A exposição crônica a níveis mesmo baixos desses produtos químicos tem sido associada a danos hepáticos, colesterol alto, respostas imunológicas reduzidas, baixo peso ao nascer e vários tipos de câncer.
A lei francesa, aprovada pelos legisladores em fevereiro passado, proíbe a produção, importação ou venda a partir de janeiro de 2026 de qualquer produto para o qual já exista uma alternativa aos PFAS.
Restrições de produtos e controle da água
Isso inclui cosméticos e cera de esqui, bem como roupas que contêm esses produtos químicos, exceto certos têxteis industriais “essenciais”. Uma proibição de panelas antiaderentes foi removida do projeto de lei após intenso lobby dos proprietários da fabricante francesa Tefal.
A lei também fará com que as autoridades francesas testem regularmente a água potável para todos os tipos de PFAS.
Existem milhares de PFAS diferentes e alguns foram proibidos desde 2019 sob a Convenção de Estocolmo sobre Poluentes Orgânicos Persistentes, mas a China e os Estados Unidos não estão entre os mais de 150 signatários.
Histórico das substâncias e convenções internacionais
Isso inclui o ácido perfluorooctanoico (PFOA), usado desde a década de 1950 pela empresa norte-americana DuPont para fabricar seu revestimento antiaderente de Teflon para têxteis e outros produtos de consumo diário.
A Convenção de Estocolmo também proíbe o ácido perfluorooctano sulfônico (PFOS), conhecido por seu uso como agente impermeabilizante pelo grupo norte-americano 3M, que tem sido fortemente restrito desde 2009.

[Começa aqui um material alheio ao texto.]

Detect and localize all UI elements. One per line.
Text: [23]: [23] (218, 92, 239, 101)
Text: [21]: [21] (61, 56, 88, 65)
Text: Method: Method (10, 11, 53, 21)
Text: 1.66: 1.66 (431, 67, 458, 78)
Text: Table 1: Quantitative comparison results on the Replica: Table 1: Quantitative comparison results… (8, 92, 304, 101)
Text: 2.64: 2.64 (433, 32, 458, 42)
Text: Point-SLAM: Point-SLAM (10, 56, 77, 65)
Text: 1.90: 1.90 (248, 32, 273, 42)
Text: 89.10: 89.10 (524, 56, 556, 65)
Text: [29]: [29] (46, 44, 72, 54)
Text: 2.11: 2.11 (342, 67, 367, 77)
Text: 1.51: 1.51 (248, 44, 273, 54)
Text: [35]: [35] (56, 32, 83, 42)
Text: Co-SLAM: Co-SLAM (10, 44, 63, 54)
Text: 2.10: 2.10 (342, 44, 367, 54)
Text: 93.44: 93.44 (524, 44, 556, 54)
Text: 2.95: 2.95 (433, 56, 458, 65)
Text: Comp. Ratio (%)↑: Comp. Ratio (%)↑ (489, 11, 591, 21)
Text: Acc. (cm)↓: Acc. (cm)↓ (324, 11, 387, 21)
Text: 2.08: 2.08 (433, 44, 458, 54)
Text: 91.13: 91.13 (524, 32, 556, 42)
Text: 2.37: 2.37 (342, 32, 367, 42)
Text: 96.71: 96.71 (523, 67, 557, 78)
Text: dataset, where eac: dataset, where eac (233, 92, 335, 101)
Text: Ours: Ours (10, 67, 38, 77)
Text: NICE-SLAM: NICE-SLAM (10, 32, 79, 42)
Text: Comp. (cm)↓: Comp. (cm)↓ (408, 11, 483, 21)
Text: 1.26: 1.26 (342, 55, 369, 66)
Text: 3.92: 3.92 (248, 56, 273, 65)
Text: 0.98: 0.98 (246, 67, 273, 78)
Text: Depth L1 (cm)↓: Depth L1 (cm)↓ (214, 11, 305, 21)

Alguns estados norte-americanos, incluindo a Califórnia, implementaram uma proibição do uso intencional de PFAS em cosméticos a partir de 2025, e vários outros estados devem seguir o exemplo em 2026.
A Dinamarca proibirá o uso de PFAS em roupas, calçados e certos produtos de consumo com agentes impermeabilizantes a partir de 1º de julho de 2026. A Dinamarca já havia proibido o uso de PFAS em embalagens de alimentos desde 2020.
A União Europeia tem estudado uma possível proibição do uso de PFAS em produtos de consumo, mas ainda não apresentou ou implementou tal regulamentação.